Jacob Harth is waterproof. He’s wearing waders that go up to his chest and carrying an empty white plastic bucket. Soon, the bucket will be full. We’re at the Oregon coast, near Garibaldi. It’s a two-hour drive from Erizo, the restaurant Harth opened in February 2019 in Portland. He makes this drive at least once a week, winding through the forest and country roads to come to the shore. There are birders with binoculars, families exploring the tide pools, a lone harbor seal pup on a rock waiting for its mother to return. Then there’s Harth and his partner and chef de cuisine Nick Van Eck pulling up handfuls of kelp and seaweed that grow so exuberantly that the shore at low tide is more plant than water. They’re careful to harvest it in a way that it will grow back again and again.
This is where Harth and Van Eck have been gathering the seaweed he uses at Erizo since the winter. A few months ago, they would have been out here with headlamps and heavy coats in the dark. Once the weather was so bad, Harth recalls, there was sideways rain coming up from the tidal rocks, hitting them from all angles. But today the sun is shining. Harth explains that when you see flowers popping up on your yard in spring, the same thing is happening in the ocean. Their boots slosh as they step carefully to avoid squishing the many creatures that live on the rocks or in the water.
Harth, who was named a 2019 Eater Young Gun after opening Erizo at only 27 years old, formerly worked at Portland restaurants St. Jack and Bar Casa Vale (located in the same building). But he felt hampered by the fact that, because of an average restaurant’s scale, truly sustainable dishes could never be part of a regular menu. At a small tasting-menu-only restaurant, however, he could have the flexibility he needed. Now every weekend, Harth serves roughly 80 customers his 20-course sustainable seafood tasting menu. To go beyond even what commercial fishermen were able to source for the restaurant, Harth got a fishing license of his own, using it to collect items few other chefs are using. Harth is working every day, he says, but his time is split between the restaurant and the shore.
Erizo’s menu is based on invasive species, bycatch, and in-season seafood from sustainable fisheries. Harth’s mission of bringing a new kind of sustainable seafood restaurant to Portland, a river city without much in the way of traditional seafood offerings, is what brings him out to the coast week after week — and what earned the restaurant a place on Eater’s Best New Restaurants list. Much of what he harvests from the shoreline — whether beach coriander, sea grapes, or gooseneck barnacles — doesn’t exist in commercial fisheries. In other countries, these foods are delicacies, but few Oregonians even harvest them for home use.

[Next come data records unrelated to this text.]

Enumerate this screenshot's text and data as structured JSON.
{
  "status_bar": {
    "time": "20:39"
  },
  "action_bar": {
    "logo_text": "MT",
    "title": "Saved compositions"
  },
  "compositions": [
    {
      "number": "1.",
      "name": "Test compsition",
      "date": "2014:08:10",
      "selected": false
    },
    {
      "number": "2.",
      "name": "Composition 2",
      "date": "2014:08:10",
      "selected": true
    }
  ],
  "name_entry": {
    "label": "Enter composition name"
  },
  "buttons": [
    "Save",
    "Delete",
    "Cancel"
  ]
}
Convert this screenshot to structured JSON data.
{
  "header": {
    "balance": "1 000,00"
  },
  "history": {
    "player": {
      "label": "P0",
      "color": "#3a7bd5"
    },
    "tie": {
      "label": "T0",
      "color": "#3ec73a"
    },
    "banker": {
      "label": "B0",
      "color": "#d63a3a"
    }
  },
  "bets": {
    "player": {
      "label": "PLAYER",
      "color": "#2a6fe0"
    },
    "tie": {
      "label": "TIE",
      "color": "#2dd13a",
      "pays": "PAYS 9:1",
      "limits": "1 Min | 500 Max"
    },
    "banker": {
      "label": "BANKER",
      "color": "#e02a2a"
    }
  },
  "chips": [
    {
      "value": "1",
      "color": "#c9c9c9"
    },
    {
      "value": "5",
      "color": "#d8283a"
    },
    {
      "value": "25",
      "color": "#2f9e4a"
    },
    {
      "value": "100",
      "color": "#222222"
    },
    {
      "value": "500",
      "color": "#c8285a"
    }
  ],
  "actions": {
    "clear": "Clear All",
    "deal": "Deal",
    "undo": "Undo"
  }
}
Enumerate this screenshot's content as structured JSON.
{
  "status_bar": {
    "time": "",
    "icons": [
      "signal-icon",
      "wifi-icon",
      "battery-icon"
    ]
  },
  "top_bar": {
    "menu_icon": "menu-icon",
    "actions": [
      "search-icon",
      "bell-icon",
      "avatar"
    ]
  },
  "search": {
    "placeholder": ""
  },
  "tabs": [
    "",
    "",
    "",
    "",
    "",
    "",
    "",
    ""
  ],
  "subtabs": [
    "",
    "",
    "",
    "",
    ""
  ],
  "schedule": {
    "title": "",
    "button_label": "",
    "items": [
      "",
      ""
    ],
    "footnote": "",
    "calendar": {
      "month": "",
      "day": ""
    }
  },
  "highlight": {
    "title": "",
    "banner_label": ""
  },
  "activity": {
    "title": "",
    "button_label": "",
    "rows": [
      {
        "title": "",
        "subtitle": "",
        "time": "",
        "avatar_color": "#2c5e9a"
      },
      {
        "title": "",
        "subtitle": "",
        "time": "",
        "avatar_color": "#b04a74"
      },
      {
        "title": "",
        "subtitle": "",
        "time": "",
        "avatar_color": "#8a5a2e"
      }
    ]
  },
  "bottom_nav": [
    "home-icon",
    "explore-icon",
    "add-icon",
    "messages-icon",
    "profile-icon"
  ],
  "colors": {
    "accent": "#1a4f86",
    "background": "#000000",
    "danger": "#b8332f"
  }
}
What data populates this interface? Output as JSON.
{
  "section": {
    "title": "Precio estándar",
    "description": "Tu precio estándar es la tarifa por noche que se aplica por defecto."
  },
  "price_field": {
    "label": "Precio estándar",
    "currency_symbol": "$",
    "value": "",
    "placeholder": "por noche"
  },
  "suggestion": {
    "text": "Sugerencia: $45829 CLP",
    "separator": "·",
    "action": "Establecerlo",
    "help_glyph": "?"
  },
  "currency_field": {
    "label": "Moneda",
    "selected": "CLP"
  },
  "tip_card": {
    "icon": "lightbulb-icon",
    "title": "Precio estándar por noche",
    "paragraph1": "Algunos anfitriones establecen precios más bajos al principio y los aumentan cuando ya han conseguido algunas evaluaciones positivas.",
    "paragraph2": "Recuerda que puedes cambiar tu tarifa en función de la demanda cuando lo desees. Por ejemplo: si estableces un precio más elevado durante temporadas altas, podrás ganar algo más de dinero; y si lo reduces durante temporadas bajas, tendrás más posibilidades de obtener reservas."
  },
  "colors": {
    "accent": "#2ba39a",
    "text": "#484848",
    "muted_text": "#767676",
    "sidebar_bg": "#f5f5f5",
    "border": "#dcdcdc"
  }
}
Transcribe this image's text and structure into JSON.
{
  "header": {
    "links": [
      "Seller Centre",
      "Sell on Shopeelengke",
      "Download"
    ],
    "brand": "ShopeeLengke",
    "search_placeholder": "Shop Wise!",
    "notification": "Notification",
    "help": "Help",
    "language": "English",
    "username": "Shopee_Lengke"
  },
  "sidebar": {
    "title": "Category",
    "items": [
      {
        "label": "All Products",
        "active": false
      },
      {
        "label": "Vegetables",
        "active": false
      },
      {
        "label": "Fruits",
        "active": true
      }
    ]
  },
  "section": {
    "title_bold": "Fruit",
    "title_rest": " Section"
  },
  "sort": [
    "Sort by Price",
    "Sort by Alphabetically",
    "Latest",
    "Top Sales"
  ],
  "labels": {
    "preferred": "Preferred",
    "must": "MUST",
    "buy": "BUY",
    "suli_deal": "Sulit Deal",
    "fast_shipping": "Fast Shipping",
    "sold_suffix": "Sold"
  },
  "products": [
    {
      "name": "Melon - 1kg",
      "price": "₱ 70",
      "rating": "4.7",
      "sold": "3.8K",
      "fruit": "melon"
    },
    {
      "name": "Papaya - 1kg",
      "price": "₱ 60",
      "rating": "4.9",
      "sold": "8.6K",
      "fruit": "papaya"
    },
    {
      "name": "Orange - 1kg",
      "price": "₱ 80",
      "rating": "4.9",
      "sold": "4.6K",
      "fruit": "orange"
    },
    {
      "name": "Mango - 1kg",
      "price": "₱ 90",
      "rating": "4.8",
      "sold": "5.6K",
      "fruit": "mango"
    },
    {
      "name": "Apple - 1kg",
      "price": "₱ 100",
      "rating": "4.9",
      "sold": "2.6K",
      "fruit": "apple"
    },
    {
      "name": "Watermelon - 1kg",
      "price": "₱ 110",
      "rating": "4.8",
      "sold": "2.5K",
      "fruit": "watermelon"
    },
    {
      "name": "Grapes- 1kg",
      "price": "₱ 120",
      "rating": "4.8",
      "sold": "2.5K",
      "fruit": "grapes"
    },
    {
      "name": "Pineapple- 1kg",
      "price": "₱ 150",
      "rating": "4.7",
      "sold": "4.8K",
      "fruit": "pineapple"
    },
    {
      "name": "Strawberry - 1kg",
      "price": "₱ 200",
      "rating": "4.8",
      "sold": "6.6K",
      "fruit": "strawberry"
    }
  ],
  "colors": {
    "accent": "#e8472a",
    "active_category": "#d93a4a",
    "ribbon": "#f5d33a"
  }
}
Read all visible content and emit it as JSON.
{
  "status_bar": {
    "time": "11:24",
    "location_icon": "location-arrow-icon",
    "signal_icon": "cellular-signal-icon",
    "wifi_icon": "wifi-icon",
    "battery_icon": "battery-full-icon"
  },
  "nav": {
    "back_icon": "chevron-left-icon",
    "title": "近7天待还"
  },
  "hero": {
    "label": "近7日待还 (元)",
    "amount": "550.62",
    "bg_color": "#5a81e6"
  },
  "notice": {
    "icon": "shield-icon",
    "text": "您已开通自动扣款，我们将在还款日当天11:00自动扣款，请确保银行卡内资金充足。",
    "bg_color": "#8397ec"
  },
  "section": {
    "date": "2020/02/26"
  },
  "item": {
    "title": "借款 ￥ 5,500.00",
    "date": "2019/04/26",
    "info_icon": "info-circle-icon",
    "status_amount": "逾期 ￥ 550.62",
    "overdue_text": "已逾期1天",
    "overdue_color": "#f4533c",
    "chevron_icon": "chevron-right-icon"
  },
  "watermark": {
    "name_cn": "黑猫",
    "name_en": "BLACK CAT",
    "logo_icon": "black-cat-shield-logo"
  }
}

Harth did have to get a commercial license to be able to harvest for his restaurant, but he wants to support fishermen by buying seafood that has a commercial market, things like black cod or even wolf eel and octopus bycatch. It took Harth years to find suppliers that could tell him exactly where and when each fish was caught, a level of transparency he wanted in his seafood but that can be hard to come by. The majority of his menu comes from those suppliers; he likens the food he harvests to a special addition to the menu. “We’re not relying on this stuff,” he says.
But he still his plenty to harvest, like the gooseneck barnacles he pries off the rocks at Barview Jetty. He says the barnacles look like “dinosaur toes,” with black sections connecting to the rock and triangles at the end that look like mother of pearl. The insides, red phallic-looking things, are steamed until the skin falls off. Then he slices the goosenecks thin. What was alien in its home environment looks approachable on Erizo’s plates. Harth says they taste surprisingly like crab.
It would be easy to dine at the restaurant and miss just how much work has gone into obtaining every item on your plate. Harth doesn’t make a show out of the restaurant’s mission. “I think there’s a time and a place for education with these kinds of things,” he says, “and it’s not while you’re eating dinner.” He’s hoping, instead, to introduce people to these products, fresh from the Oregon coast, to show diners that there’s more than overharvested salmon or tuna in the sea. A lot of his hand-harvested shellfish is served raw or as close to their natural form as he can get them. “We don’t do a lot of interference,” Harth says. “It’s just so good on its own.”
At the clam beds in Netarts, Harth digs up dark-shelled butter clams on the beach with a shovel, then scoops each one out with his hands. They’re easy clams to find, Harth says, since they’re large and don’t dig. They’re also the “most delicious and most versatile of the bay clams.” The meat inside is a deep pink that verges on red. At the restaurant, Harth will carefully cut it into sections — the best parts are served raw, as part of Erizo’s shellfish tray, and others, like the adductor muscle that holds the clam closed or the “gut bag” (which Harth describes as “flavorful, but not an appealing texture”) helps make a garum fish sauce.
His next move, he hopes, is free-diving off the jetty. Harth says that since sea urchins and cucumbers have to be harvested by hand on the ocean floor, it’s hard to get a steady supply. People have died diving for sea urchins, and the areas with commercial fisheries often have conditions that make it too dangerous. But Harth is thinking of doing it himself, getting some dive training, and jumping in. Who knows what delicious things he might find?